## A couple of quick thoughts on statistical computing

I just read an article on a faster Gibbs/slice sampler algorithm and it sparked the following thoughts:

1. Faster convergence is not just about speed, it’s also about having confidence that your results are correct. The worst thing about not having a good algorithm is never knowing whether I’ve really fit the model I’m trying to fit. The next worst thing is that then I don’t have the confidence to go to the next, more complicated, model I’d like to try.

2. The researchers run things for 10,000 iterations. In statistical simulation research, 10,000 is a small number of iterations. But in practice, 10,000 can take a long time. If the algorithm is as efficient as claimed, wouldn’t 1000 be enough? This might sound silly but in big problems–or in routine analyses–you don’t necessarily want to wait for 10,000.

1. Corey says:

Could you post a reference or a link to the article?

2. Andrew says:

Corey,

I reviewed the article for a journal so I'm not supposed to post it. If the authors want to post it, that would be fine with me.

3. Jouni says:

Some more thoughts about Markov chain sampling.

I start first to think how many independent draws I would like to have. Say 1000. If I don't know anything about the convergence in the particular inferential situation (model+specific data set), I first run with thinning rate 1 and discard the first half of the simulations. If the chains seem to be running too slowly, I increase the thinning rate (doubling it) and rerun – and repeat until I get to approximate independence. I monitor the R-hat to decide whether we have good enough convergence to stop, after which I also want to take a quick look at the trace plots (because I like Jackson Pollock’s works).

This is an algorithm that can be automated for reasonably uncomplicated problems. It could of course happen that a model fit takes too much time, but then I stop and try to improve the convergence by reparameterization. I might get lucky and get good convergence at thinning rate 1 or then I could end up with thinning rate 16. But I’m not really interested how many iterations I ended up doing.

My point is that in general I don't want to start with the question that how many iterations I need: this is too much dependent on the choice of model+data itself. If I want to re-fit the model to a new set of data, my assumptions about the size of burn-in period and number of iterations may be not valid any more.

All I want is a sample of a certain size, not to "run 10,000 iterations". Perhaps it would be best to think, from the start, about the number of iterations (per chain) needed in terms of multiplies of the desired sample size (per chain)?
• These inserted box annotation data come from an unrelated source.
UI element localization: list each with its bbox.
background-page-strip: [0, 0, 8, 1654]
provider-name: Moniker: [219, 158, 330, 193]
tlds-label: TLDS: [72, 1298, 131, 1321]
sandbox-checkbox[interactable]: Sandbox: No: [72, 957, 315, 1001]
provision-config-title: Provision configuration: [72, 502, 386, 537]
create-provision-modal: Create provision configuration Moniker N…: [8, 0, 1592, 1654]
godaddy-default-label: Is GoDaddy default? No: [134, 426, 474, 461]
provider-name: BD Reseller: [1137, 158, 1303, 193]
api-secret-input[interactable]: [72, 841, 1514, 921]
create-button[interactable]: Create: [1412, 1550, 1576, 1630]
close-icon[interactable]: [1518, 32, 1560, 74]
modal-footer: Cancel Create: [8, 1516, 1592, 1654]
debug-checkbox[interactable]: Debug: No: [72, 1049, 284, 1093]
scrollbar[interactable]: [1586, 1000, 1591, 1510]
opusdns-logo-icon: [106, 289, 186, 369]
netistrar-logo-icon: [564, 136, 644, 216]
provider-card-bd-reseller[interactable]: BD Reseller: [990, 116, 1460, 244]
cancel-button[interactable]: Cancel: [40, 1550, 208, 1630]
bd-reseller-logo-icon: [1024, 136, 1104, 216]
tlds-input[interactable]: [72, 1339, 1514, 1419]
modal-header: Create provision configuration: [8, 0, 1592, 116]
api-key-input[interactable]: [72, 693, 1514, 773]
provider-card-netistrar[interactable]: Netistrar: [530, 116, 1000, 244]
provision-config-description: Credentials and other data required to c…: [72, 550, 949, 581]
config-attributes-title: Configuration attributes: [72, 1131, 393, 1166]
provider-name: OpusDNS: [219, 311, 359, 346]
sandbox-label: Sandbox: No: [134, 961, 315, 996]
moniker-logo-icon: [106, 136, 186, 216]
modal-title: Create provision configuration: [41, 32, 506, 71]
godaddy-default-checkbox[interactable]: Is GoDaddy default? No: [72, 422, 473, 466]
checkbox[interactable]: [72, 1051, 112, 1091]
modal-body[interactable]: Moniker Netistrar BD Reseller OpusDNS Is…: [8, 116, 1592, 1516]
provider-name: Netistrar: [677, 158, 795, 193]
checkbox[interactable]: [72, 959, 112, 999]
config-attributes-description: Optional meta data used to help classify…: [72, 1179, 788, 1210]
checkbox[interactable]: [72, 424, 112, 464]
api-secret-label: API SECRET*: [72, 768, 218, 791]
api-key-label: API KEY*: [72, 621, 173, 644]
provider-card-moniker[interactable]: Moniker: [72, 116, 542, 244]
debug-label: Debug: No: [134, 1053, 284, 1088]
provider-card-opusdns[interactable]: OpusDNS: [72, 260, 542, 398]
That is, essentially, the thinning rate.

4. mike says:

which article is this? please provide a reference. thanks!

5. Andrew says:

Jouni,

I agree with you. I think that researchers in simulation methods simply assume large number of iterations without thinking about the question, because they're focused on research on efficiency (which requires lots of simulations to make really sure) rather than on applications.

But, more to the point, what's up with Autograph?

6. David says:

I've got a random question for you. This may sound like gobbledegook, so feel free to say that.

I have a dataset. I want to construct a model. If I do the usual thing, I arrive at some set of [polynomial|fourier|…] coefficients which I regard as 'exact', then talk about how the data is distributed with respect to the model [by talking about correlation coefficient|residuals|…].

How should I think about it if I want to characterize the uncertainty of the coefficients. I have a process where the underlying mechanics are not constant, but have some [polynomial|periodic] variation. I want to regard the data as exact, and talk about the distributions of model coefficients.

Likelihood jumps out as the first answer, but in general, it doesn't normalize [this is why we talk about likelihood ratios, right?]. The chi-squared test doesn't let me relate directly to the coefficients themselves. So, I'm stuck.

In the end, the graph of the temperatures showed a pretty strong periodicity over 400k years [annual samples], but at the end it's a little wonky. I want to see how out of whack those ~10k years are with respect the rest of they samples [so I need to understand the distribution of the possible amplitudes and frequencies].

7. David says:

Whoops. The last paragraph of my comment looks like it comes out of the blue. I was thinking, but failed to mention, about the Vostok ice core data, in particular the temperature reconstructions from them.